Émile a douze ans, donc, en 1961, lorsqu’André Choulans rentre chez lui en criant « C’est la guerre ! » (p. 15). Un quarteron de généraux en retraite, à Alger, a tenté un coup d’État. Le père, plus encore qu’à l’accoutumé, entre en fureur. Il ordonne à son fils d’aller écrire sur les murs de la ville le nom de Salan, et le gamin s’exécute. C’est une mission qui lui a été confiée. La première. Il devra ensuite déposer des lettres dans la boîte d’un député, nuitamment, sans se faire voir. Et puis, le père explique au fils qu’ils vont tuer De Gaulle.

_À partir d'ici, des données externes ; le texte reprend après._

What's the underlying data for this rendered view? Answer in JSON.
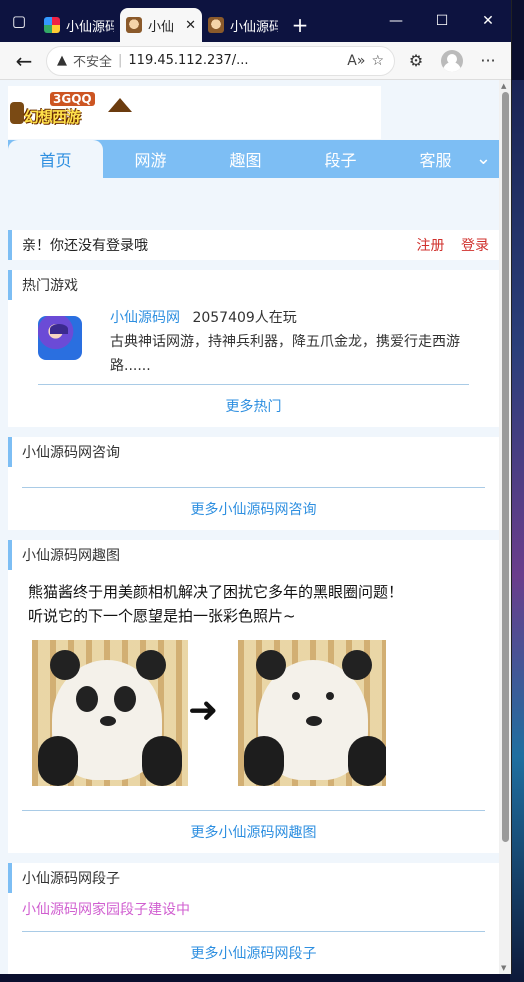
{
  "browser": {
    "tabs": [
      {
        "label": "小仙源码"
      },
      {
        "label": "小仙"
      },
      {
        "label": "小仙源码"
      }
    ],
    "new_tab": "+",
    "insecure_label": "不安全",
    "url": "119.45.112.237/..."
  },
  "site": {
    "logo_small": "3GQQ",
    "logo_main": "幻想西游"
  },
  "nav": {
    "items": [
      "首页",
      "网游",
      "趣图",
      "段子",
      "客服"
    ]
  },
  "login_bar": {
    "message": "亲！你还没有登录哦",
    "register": "注册",
    "login": "登录"
  },
  "hot_games": {
    "title": "热门游戏",
    "game_name": "小仙源码网",
    "players": "2057409人在玩",
    "description": "古典神话网游，持神兵利器，降五爪金龙，携爱行走西游路......",
    "more": "更多热门"
  },
  "news": {
    "title": "小仙源码网咨询",
    "more": "更多小仙源码网咨询"
  },
  "fun_pics": {
    "title": "小仙源码网趣图",
    "caption_line1": "熊猫酱终于用美颜相机解决了困扰它多年的黑眼圈问题！",
    "caption_line2": "听说它的下一个愿望是拍一张彩色照片~",
    "more": "更多小仙源码网趣图"
  },
  "jokes": {
    "title": "小仙源码网段子",
    "message": "小仙源码网家园段子建设中",
    "more": "更多小仙源码网段子"
  },
  "colors": {
    "accent": "#7dbef4",
    "link": "#2e8fe0",
    "alert": "#d0312d",
    "pink": "#d05fd0"
  }
}
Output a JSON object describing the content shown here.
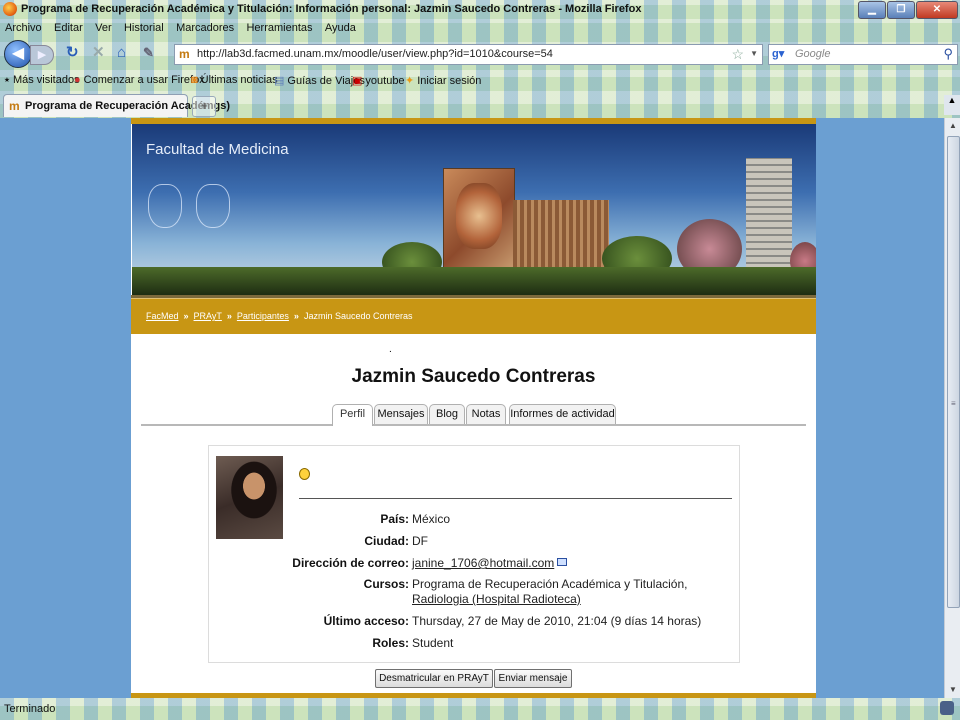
{
  "window": {
    "title": "Programa de Recuperación Académica y Titulación: Información personal: Jazmin Saucedo Contreras - Mozilla Firefox",
    "controls": {
      "minimize": "▁",
      "maximize": "❐",
      "close": "✕"
    }
  },
  "menu": [
    "Archivo",
    "Editar",
    "Ver",
    "Historial",
    "Marcadores",
    "Herramientas",
    "Ayuda"
  ],
  "nav": {
    "url": "http://lab3d.facmed.unam.mx/moodle/user/view.php?id=1010&course=54",
    "search_placeholder": "Google"
  },
  "bookmarks": [
    "Más visitados",
    "Comenzar a usar Firefox",
    "Últimas noticias",
    "Guías de Viajes",
    "youtube",
    "Iniciar sesión"
  ],
  "tab": {
    "label": "Programa de Recuperación Académgs)",
    "new_tab": "+"
  },
  "site": {
    "banner_title": "Facultad de Medicina",
    "breadcrumb": [
      "FacMed",
      "PRAyT",
      "Participantes",
      "Jazmin Saucedo Contreras"
    ],
    "breadcrumb_sep": "»"
  },
  "profile": {
    "name": "Jazmin Saucedo Contreras",
    "tabs": [
      "Perfil",
      "Mensajes",
      "Blog",
      "Notas",
      "Informes de actividad"
    ],
    "active_tab": "Perfil",
    "fields": {
      "pais_label": "País:",
      "pais": "México",
      "ciudad_label": "Ciudad:",
      "ciudad": "DF",
      "email_label": "Dirección de correo:",
      "email": "janine_1706@hotmail.com",
      "cursos_label": "Cursos:",
      "cursos_prefix": "Programa de Recuperación Académica y Titulación,",
      "cursos_link": "Radiologia (Hospital Radioteca)",
      "acceso_label": "Último acceso:",
      "acceso": "Thursday, 27 de May de 2010, 21:04  (9 días 14 horas)",
      "roles_label": "Roles:",
      "roles": "Student"
    },
    "buttons": {
      "unenrol": "Desmatricular en PRAyT",
      "message": "Enviar mensaje"
    }
  },
  "status": {
    "text": "Terminado"
  }
}
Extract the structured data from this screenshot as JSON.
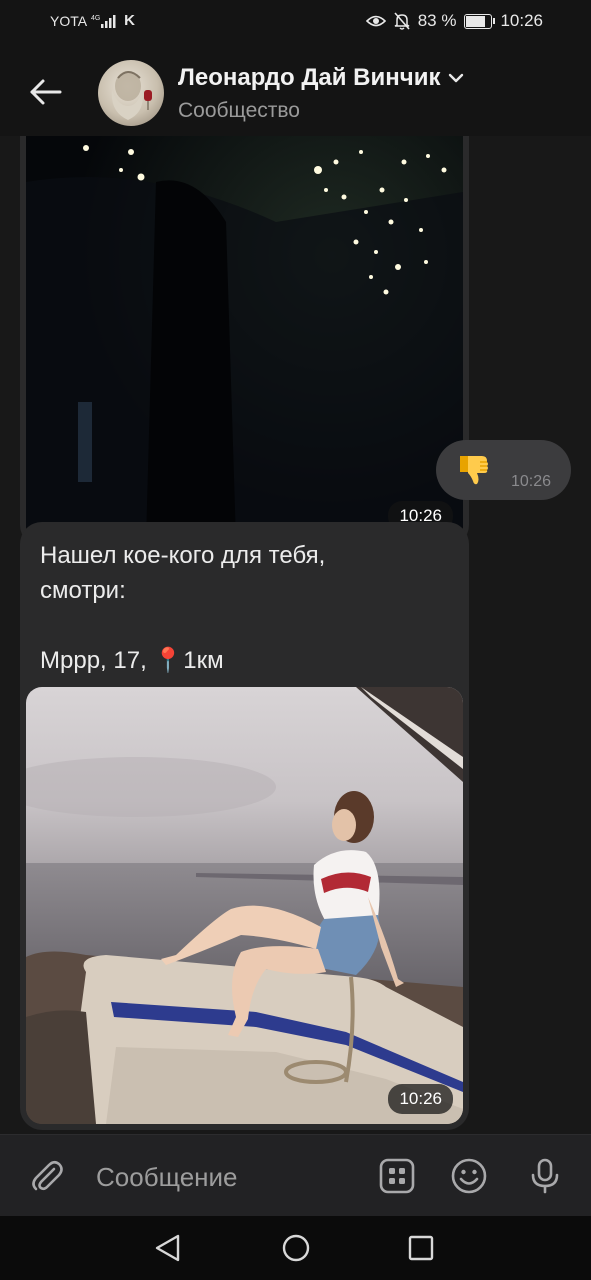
{
  "status_bar": {
    "carrier": "YOTA",
    "network": "4G",
    "extra": "K",
    "battery": "83 %",
    "battery_level": 0.83,
    "time": "10:26"
  },
  "header": {
    "title": "Леонардо Дай Винчик",
    "subtitle": "Сообщество"
  },
  "messages": [
    {
      "direction": "incoming",
      "type": "video",
      "time": "10:26"
    },
    {
      "direction": "outgoing",
      "type": "emoji",
      "emoji": "thumbs-down",
      "time": "10:26"
    },
    {
      "direction": "incoming",
      "type": "text+photo",
      "text_line1": "Нашел кое-кого для тебя,",
      "text_line2": "смотри:",
      "profile_line": "Мррр, 17, 📍1км",
      "time": "10:26"
    }
  ],
  "composer": {
    "placeholder": "Сообщение"
  },
  "icons": {
    "back": "arrow-left-icon",
    "dropdown": "chevron-down-icon",
    "attach": "paperclip-icon",
    "keyboard": "bot-keyboard-icon",
    "emoji": "smiley-icon",
    "voice": "microphone-icon",
    "nav_back": "triangle-back-icon",
    "nav_home": "circle-home-icon",
    "nav_recent": "square-recent-icon"
  },
  "colors": {
    "background": "#181818",
    "bubble_incoming": "#2a2a2b",
    "bubble_outgoing": "#3c3c3e",
    "accent_text": "#ffffff"
  }
}
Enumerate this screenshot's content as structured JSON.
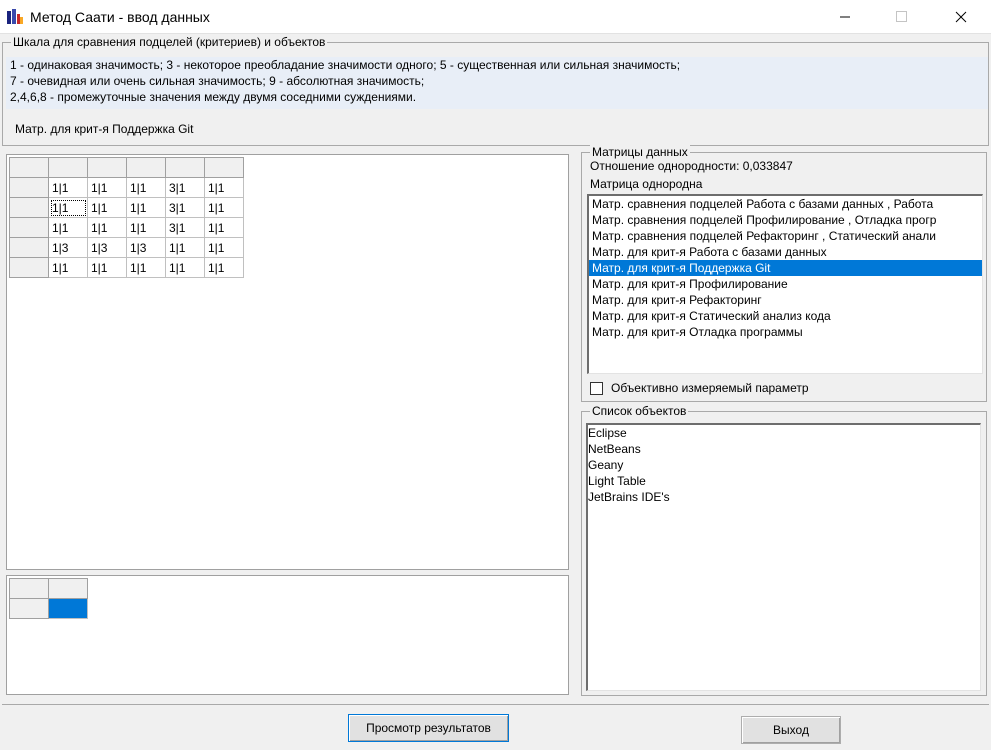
{
  "window": {
    "title": "Метод Саати - ввод данных"
  },
  "scale": {
    "legend": "Шкала для сравнения подцелей (критериев) и объектов",
    "lines": [
      "1 - одинаковая значимость; 3 - некоторое преобладание значимости одного; 5 - существенная или сильная значимость;",
      "7 - очевидная или очень сильная значимость; 9 - абсолютная значимость;",
      "2,4,6,8 - промежуточные значения между двумя соседними суждениями."
    ],
    "current_matrix": "Матр. для крит-я Поддержка Git"
  },
  "matrix": {
    "rows": [
      [
        "1|1",
        "1|1",
        "1|1",
        "3|1",
        "1|1"
      ],
      [
        "1|1",
        "1|1",
        "1|1",
        "3|1",
        "1|1"
      ],
      [
        "1|1",
        "1|1",
        "1|1",
        "3|1",
        "1|1"
      ],
      [
        "1|3",
        "1|3",
        "1|3",
        "1|1",
        "1|1"
      ],
      [
        "1|1",
        "1|1",
        "1|1",
        "1|1",
        "1|1"
      ]
    ]
  },
  "data_matrices": {
    "legend": "Матрицы данных",
    "homogeneity": "Отношение однородности: 0,033847",
    "status": "Матрица однородна",
    "items": [
      "Матр. сравнения подцелей Работа с базами данных , Работа",
      "Матр. сравнения подцелей Профилирование , Отладка прогр",
      "Матр. сравнения подцелей Рефакторинг , Статический анали",
      "Матр. для крит-я Работа с базами данных",
      "Матр. для крит-я Поддержка Git",
      "Матр. для крит-я Профилирование",
      "Матр. для крит-я Рефакторинг",
      "Матр. для крит-я Статический анализ кода",
      "Матр. для крит-я Отладка программы"
    ],
    "selected_index": 4,
    "checkbox_label": "Объективно измеряемый параметр",
    "checkbox_checked": false
  },
  "objects": {
    "legend": "Список объектов",
    "items": [
      "Eclipse",
      "NetBeans",
      "Geany",
      "Light Table",
      "JetBrains IDE's"
    ]
  },
  "buttons": {
    "view_results": "Просмотр результатов",
    "exit": "Выход"
  },
  "colors": {
    "selection": "#0078d7",
    "scale_background": "#e8eef7"
  }
}
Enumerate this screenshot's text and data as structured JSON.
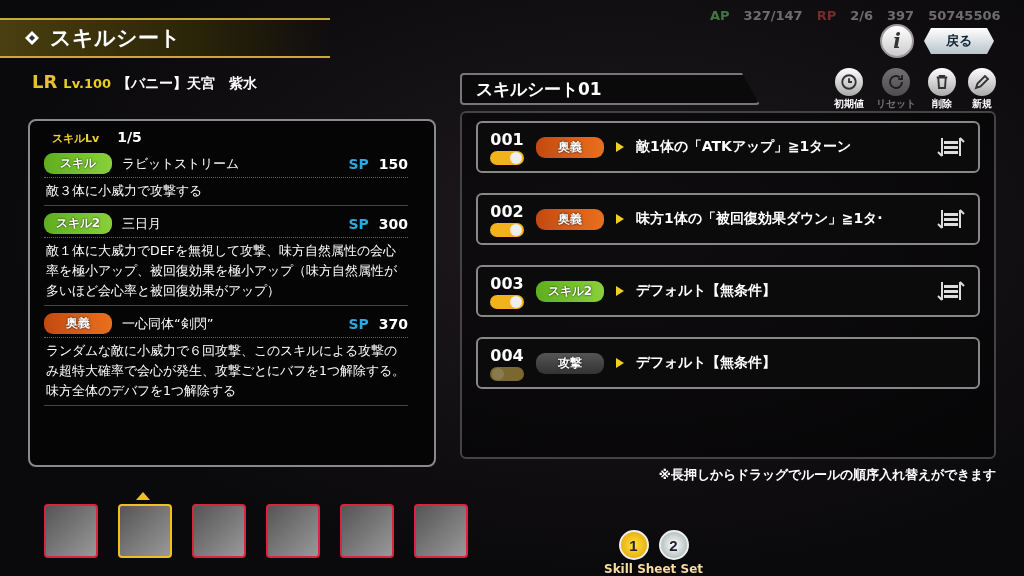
{
  "header": {
    "title": "スキルシート",
    "info": "i",
    "back": "戻る"
  },
  "status": {
    "ap_label": "AP",
    "ap": "327/147",
    "rp_label": "RP",
    "rp": "2/6",
    "gems": "397",
    "coins": "50745506"
  },
  "character": {
    "rarity": "LR",
    "level": "Lv.100",
    "name": "【バニー】天宮　紫水"
  },
  "skill_panel": {
    "level_label": "スキルLv",
    "level": "1/5",
    "skills": [
      {
        "kind": "skill",
        "tag": "スキル",
        "name": "ラビットストリーム",
        "sp_label": "SP",
        "sp": "150",
        "description": "敵３体に小威力で攻撃する"
      },
      {
        "kind": "skill",
        "tag": "スキル2",
        "name": "三日月",
        "sp_label": "SP",
        "sp": "300",
        "description": "敵１体に大威力でDEFを無視して攻撃、味方自然属性の会心率を極小アップ、被回復効果を極小アップ（味方自然属性が多いほど会心率と被回復効果がアップ）"
      },
      {
        "kind": "ougi",
        "tag": "奥義",
        "name": "一心同体“剣閃”",
        "sp_label": "SP",
        "sp": "370",
        "description": "ランダムな敵に小威力で６回攻撃、このスキルによる攻撃のみ超特大確率で会心が発生、攻撃ごとにバフを1つ解除する。味方全体のデバフを1つ解除する"
      }
    ]
  },
  "sheet": {
    "title": "スキルシート01",
    "tools": [
      {
        "kind": "default",
        "label": "初期値",
        "disabled": false
      },
      {
        "kind": "reset",
        "label": "リセット",
        "disabled": true
      },
      {
        "kind": "delete",
        "label": "削除",
        "disabled": false
      },
      {
        "kind": "new",
        "label": "新規",
        "disabled": false
      }
    ],
    "rules": [
      {
        "number": "001",
        "on": true,
        "kind": "ougi",
        "tag": "奥義",
        "condition": "敵1体の「ATKアップ」≧1ターン",
        "sortable": true
      },
      {
        "number": "002",
        "on": true,
        "kind": "ougi",
        "tag": "奥義",
        "condition": "味方1体の「被回復効果ダウン」≧1タ·",
        "sortable": true
      },
      {
        "number": "003",
        "on": true,
        "kind": "skill",
        "tag": "スキル2",
        "condition": "デフォルト【無条件】",
        "sortable": true
      },
      {
        "number": "004",
        "on": false,
        "kind": "attack",
        "tag": "攻撃",
        "condition": "デフォルト【無条件】",
        "sortable": false
      }
    ],
    "note": "※長押しからドラッグでルールの順序入れ替えができます"
  },
  "party": [
    {
      "selected": false
    },
    {
      "selected": true
    },
    {
      "selected": false
    },
    {
      "selected": false
    },
    {
      "selected": false
    },
    {
      "selected": false
    }
  ],
  "sets": {
    "label": "Skill Sheet Set",
    "pages": [
      {
        "label": "1",
        "selected": true
      },
      {
        "label": "2",
        "selected": false
      }
    ]
  }
}
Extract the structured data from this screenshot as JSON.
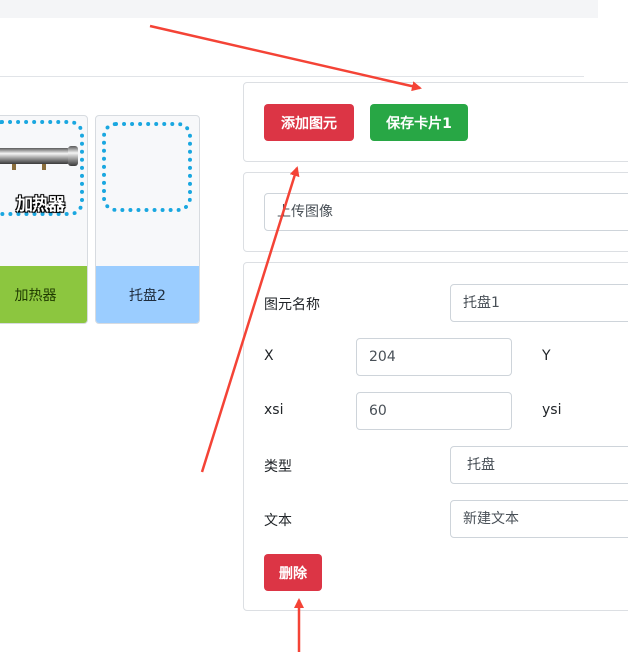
{
  "toolbar": {
    "add_element_label": "添加图元",
    "save_card_label": "保存卡片1"
  },
  "upload": {
    "value": "上传图像"
  },
  "cards": [
    {
      "name": "加热器",
      "image_text": "加热器",
      "color": "#8cc63f"
    },
    {
      "name": "托盘2",
      "color": "#9bcdff"
    }
  ],
  "form": {
    "name_label": "图元名称",
    "name_value": "托盘1",
    "x_label": "X",
    "x_value": "204",
    "y_label": "Y",
    "xsi_label": "xsi",
    "xsi_value": "60",
    "ysi_label": "ysi",
    "type_label": "类型",
    "type_value": "托盘",
    "text_label": "文本",
    "text_value": "新建文本",
    "delete_label": "删除"
  },
  "colors": {
    "danger": "#dc3545",
    "success": "#28a745",
    "arrow": "#f44336",
    "dotted_border": "#1aa7e0"
  }
}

La majeure partie du roman est centrée sur cette entreprise folle : tuer le général. Émile embarque dans l’aventure un camarade de classe, un nouveau, un rapatrié sûr de lui et déboussolé. Le fils met ses pas dans les pas de son père en recrutant son camarade Luca : il s’agit de rendre tout cela crédible, de fabriquer de fausses cartes d’agents secrets, de simuler que l’on parle du complot avec des gens de l’ombre quand on se penche à la portière d’une voiture noire sous un faux prétexte. Ce qui devrait être un jeu, une invention d’enfants comme on joue aux gendarmes et aux voleurs, prend des allures bien différentes. Émile doute et ne doute pas des intentions de son père. Il est incapable de regarder la situation en face – et sa mère ne l’aide jamais, se tait ou soupire, sans intervenir – parce qu’il ne peut pas déboulonner la statue du père. Mon père, le héros. Le chef. Celui qui sait, ordonne, commande. Celui qui ment, bien sûr, mais c’est inconcevable, malgré les petites preuves découvertes jour après jour. Celui qui cogne, aussi. Qui cogne fort. Qui méprise, humilie. Il faut obéir.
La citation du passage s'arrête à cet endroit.